Now, further Chinese measures, going by the name ‘Operation Sword’ are looking to crack down on illegal importers who are accepting low grade materials despite the legal restrictions imposed. Operation Sword goes further than just plastic scrap, it also aims to stop the illegal importation of drugs and guns.
Less desire for unfinished plastic scrap materials
Chinese importers are so concerned with being accused of importing illegal grades of scrap that they are shifting their businesses to the other end of the spectrum. A finished product like a pellet, granule or regrind is now seen at the desired product, meaning that prices for such materials are becoming increasingly more competitive. This is all well and good for the preprocessors who often have this material in abundance and are able to turn decent scrap into pellets, but it doesn’t bode well for scrap handlers who will likely see prices drop due to lower demand.
Shipping costs for plastic scrap
It’s not a cheap activity to send plastic scrap halfway around the world, so the contents of the containers must be worth doing so. It’s a perfectly feasible idea to consider that less demand for scrap internationally might encourage more domestic processing, something we hope will be the case, and have found to be beneficial.
To compound with the natural cost of sending items (like scrap plastic) halfway around the world, the last year has seen dramatic changes that created a domino effect through numerous industries. To start with, Hanjin Shipping went bust, creating a drastic shortage of containers. The result of this unfortunate event was an increase in the cost of shipping, with the cost of a container rising from around $500 to as much as $2500, an incredible 500% increase!
Is the world ready for China’s circular economy?
Long term plans for China to become self dependent in terms of materials recycling may strike fear into the hearts of nations all around the world. The opportunity for more material would initially seem a wonderful idea, but the truth is that a lack of infrastructure would mean that most countries would not be able to absorb the added demands. Domestic reprocessing facilities in the UK are arguably lacking, due to the reliance on China, so it could be seen as a great opportunity for businesses to now enter this industry.
Political uncertainty in the UK and the appointment of Michael Gove, a new Environment Secretary with a political record of voting against progressive environmental ideas, has caused somewhat unease within the ranks of the sustainability sector. Appointing a man who has been described as ‘a fox in charge of a hen house’ has caused many UK environmental companies to play their cards close to their chest, and fear the worst in terms of governmental support from grants, investment and funding.

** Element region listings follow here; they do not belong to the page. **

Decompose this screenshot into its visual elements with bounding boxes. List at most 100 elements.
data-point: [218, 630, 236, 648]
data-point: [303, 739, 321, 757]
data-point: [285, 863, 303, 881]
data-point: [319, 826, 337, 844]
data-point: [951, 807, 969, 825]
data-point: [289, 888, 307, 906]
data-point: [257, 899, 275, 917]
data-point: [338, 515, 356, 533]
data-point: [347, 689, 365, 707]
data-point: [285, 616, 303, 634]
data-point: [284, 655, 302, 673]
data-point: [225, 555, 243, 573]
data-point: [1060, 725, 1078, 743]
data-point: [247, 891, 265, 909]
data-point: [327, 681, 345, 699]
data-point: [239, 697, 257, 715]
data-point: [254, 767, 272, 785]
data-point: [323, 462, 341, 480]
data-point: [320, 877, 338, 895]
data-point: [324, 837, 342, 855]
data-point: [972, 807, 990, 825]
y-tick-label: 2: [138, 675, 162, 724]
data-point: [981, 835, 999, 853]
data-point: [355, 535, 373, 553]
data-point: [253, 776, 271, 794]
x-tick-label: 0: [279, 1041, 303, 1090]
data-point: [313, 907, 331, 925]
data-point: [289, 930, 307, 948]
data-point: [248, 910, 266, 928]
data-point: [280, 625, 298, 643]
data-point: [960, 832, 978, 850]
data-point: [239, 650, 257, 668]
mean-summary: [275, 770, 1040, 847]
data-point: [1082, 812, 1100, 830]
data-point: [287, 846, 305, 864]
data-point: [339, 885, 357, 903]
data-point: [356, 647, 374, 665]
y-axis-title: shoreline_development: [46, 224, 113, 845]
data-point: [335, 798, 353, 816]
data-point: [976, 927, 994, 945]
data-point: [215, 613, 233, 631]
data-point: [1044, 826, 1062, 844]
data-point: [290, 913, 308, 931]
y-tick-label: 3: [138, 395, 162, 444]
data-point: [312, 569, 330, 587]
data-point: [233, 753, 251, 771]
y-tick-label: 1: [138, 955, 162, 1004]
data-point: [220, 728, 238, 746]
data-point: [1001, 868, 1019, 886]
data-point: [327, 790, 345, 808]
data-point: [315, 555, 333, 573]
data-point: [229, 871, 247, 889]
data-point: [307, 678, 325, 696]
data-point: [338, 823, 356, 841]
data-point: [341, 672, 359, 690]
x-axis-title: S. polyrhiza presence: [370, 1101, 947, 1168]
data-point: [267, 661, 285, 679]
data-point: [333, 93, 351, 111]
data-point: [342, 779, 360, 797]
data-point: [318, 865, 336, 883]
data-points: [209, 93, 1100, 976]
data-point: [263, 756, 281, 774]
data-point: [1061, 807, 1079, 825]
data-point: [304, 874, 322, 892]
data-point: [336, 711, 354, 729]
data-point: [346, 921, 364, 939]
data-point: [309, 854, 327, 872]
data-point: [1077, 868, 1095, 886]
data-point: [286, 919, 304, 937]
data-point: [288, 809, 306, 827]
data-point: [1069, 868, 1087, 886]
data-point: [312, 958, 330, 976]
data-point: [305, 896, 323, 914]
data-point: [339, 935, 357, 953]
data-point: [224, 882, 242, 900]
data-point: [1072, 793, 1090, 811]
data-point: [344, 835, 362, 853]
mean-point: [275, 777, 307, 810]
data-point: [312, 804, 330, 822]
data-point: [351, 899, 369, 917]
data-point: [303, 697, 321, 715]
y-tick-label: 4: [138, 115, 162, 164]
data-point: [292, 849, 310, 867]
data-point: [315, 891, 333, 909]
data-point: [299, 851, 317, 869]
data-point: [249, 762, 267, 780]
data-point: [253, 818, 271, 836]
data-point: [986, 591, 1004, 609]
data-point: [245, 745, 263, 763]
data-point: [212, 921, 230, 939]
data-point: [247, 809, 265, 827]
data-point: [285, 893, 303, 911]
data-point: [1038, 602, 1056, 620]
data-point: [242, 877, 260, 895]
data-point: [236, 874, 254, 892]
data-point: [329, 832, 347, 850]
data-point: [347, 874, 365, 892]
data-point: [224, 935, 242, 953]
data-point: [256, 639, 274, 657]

Plastic Expert has always been of the firm opinion that to grow this industry, it must be supported by the government, something that cannot be guaranteed to happen in the future.
Further difficulties for scrap exporters from the UK will see an increase in the amount of material that ends up as SRF or RDF (fuel made from incineration). This will create a brief hiccup in the system as customers attempt to adjust to this reality, though it is hoped that recycling options will appear as counter-efforts to increased incineration rates, despite the size and popularity of incineration in many of the world’s most successful nations.